Oct 20, 2007, 08:04 AM
Registered User
Thread OP
thanks mate.
Thats reassuring to know
Oct 20, 2007, 08:37 AM
unlicensed helicopter nut's Avatar
SupraStar3000— although it is not entirely meaningful to say "I did such-and-such, so you should do the same", I took a hint from GinoCP that did the trick for me. I equipped a stock Blade CP first with balsa flat bottom blades, then with heavier cambered Kyosho M24's (which really slowed the heli's reaction time to command inputs) and began to fly slow piro's indoors.

After PM's with GinoCP I put it on the floor in front of me nose-in and used 'stick under the low blade' to take off and hold it in a hover for a few seconds. I cycled quite a few batteries this way until hovering nose-in became doable. GinoCP had at one point suggested training sticks are not necessary and I did not use them.

Now I am beginning to hover a brushless powered Blade CP Pro nose-in outdoors, do piro's, and fly wobbly circles.
Last edited by [email protected]; Oct 20, 2007 at 08:43 AM.
Oct 20, 2007, 08:40 AM
drops screws
I can't tell your current skill level from your description. When you say backwards do you mean backwards circuits?

If you are just translating around then there is plenty of other things you can learn before pure nose-in flying. Simple stuff like figure eights and plain old circuits in both directions.
Oct 20, 2007, 09:14 AM
Team Mulikow
Gino CP's Avatar
Most noob crashes occur when the heli accidentally swings in a nose-in orientation. The sooner one learns nose in the better.
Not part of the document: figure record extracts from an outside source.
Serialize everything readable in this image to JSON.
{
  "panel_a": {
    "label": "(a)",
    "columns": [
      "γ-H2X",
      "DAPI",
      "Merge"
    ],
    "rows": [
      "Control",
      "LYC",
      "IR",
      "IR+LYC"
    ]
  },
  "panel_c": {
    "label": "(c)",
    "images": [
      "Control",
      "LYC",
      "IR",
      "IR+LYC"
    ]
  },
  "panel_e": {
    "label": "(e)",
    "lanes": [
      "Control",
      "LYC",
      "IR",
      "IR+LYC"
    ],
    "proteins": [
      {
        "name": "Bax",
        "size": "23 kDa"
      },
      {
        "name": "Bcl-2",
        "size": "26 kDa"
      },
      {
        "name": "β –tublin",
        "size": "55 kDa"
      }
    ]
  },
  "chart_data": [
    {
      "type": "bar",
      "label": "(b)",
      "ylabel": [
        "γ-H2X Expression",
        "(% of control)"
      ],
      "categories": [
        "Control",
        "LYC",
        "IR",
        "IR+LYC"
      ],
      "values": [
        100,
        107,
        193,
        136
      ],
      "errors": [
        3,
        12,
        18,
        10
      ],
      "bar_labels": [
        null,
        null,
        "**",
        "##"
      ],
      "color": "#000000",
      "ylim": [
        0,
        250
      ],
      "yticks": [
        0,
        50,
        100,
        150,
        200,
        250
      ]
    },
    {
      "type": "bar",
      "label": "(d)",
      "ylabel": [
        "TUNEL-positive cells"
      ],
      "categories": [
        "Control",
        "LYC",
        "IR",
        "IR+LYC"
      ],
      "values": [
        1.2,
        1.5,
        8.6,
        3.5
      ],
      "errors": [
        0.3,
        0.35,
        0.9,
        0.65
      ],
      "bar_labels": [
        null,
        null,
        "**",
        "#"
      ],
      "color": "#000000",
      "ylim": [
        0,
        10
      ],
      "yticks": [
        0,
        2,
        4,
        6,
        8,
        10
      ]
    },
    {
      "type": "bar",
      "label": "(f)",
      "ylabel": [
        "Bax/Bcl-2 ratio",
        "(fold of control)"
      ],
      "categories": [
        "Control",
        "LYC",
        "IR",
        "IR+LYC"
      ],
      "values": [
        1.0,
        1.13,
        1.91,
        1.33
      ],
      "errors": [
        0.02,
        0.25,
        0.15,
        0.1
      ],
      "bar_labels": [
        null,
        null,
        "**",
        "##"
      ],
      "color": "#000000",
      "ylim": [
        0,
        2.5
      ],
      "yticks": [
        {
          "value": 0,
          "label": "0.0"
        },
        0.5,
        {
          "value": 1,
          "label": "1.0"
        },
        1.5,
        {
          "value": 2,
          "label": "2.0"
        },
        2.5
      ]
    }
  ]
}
As billy mentioned, it is not yet necessary. But it can pay dividends if you take time to learn it.
Oct 20, 2007, 10:01 AM
Registered User
turnbui's Avatar
Don't know if this'll help you but I made sure the ping-pong balls on my trainer were able to move and then I just gave enuf stick to still be on the balls on the ground and let it run until I was able to give just a touch more power to actually fly where the balls were about 2 inches off the ground. Of course rotor wash played havoc but I also learnt how to feather up the power.
Oct 20, 2007, 12:58 PM
Registered User
I'm still working on the nose in hover, I just set the tail trim so it slowly turns around and gives me time to get used to the new position and just let it come around. That way I only stay in nose in for a little while, just let it do a slow piro. This seems to work for me. I use about a 2 ft hover inside in a 20ft square area.
Oct 20, 2007, 12:58 PM
drops screws
I think another good thing to learn before nose-in would to become fear-free when doing fast and semi-low pirouettes. Being able to do those can get you out of many/most jams.
Oct 20, 2007, 03:16 PM
Registered User
7AC's Avatar

I did it the "other" way. During FFF and at some altitude I gradually increased the number of "head-in" trips I made with the heli flying directly at me. I used a lot of batteries making "race-track" circuits. This got me used to getting the "left-right" reversal correct without having to deal with the "up-back" issue. Then I just gradually slowed down until it was hovering nose-in, still some 30 or 40 feet up. The altitude gave me a "second chance" when I got the input wrong, I could recover and bring it back to nose-in hover. Then it was just a matter of doing it at gradually lower altitude. I can handle nose-in at eye level now with no problem. I still haven't taken off nose-in yet however.
Oct 20, 2007, 06:45 PM
Registered User
I have the same problem. Today was my third day on my new FP. Tail-in hover is no problem, but turn it around and I get in trouble fast.

Like you, I can do it on the sim all day no problem; also I'm totally solid with my Lama hovering nose-in, Like you, I just don't understand why I'm having such problems.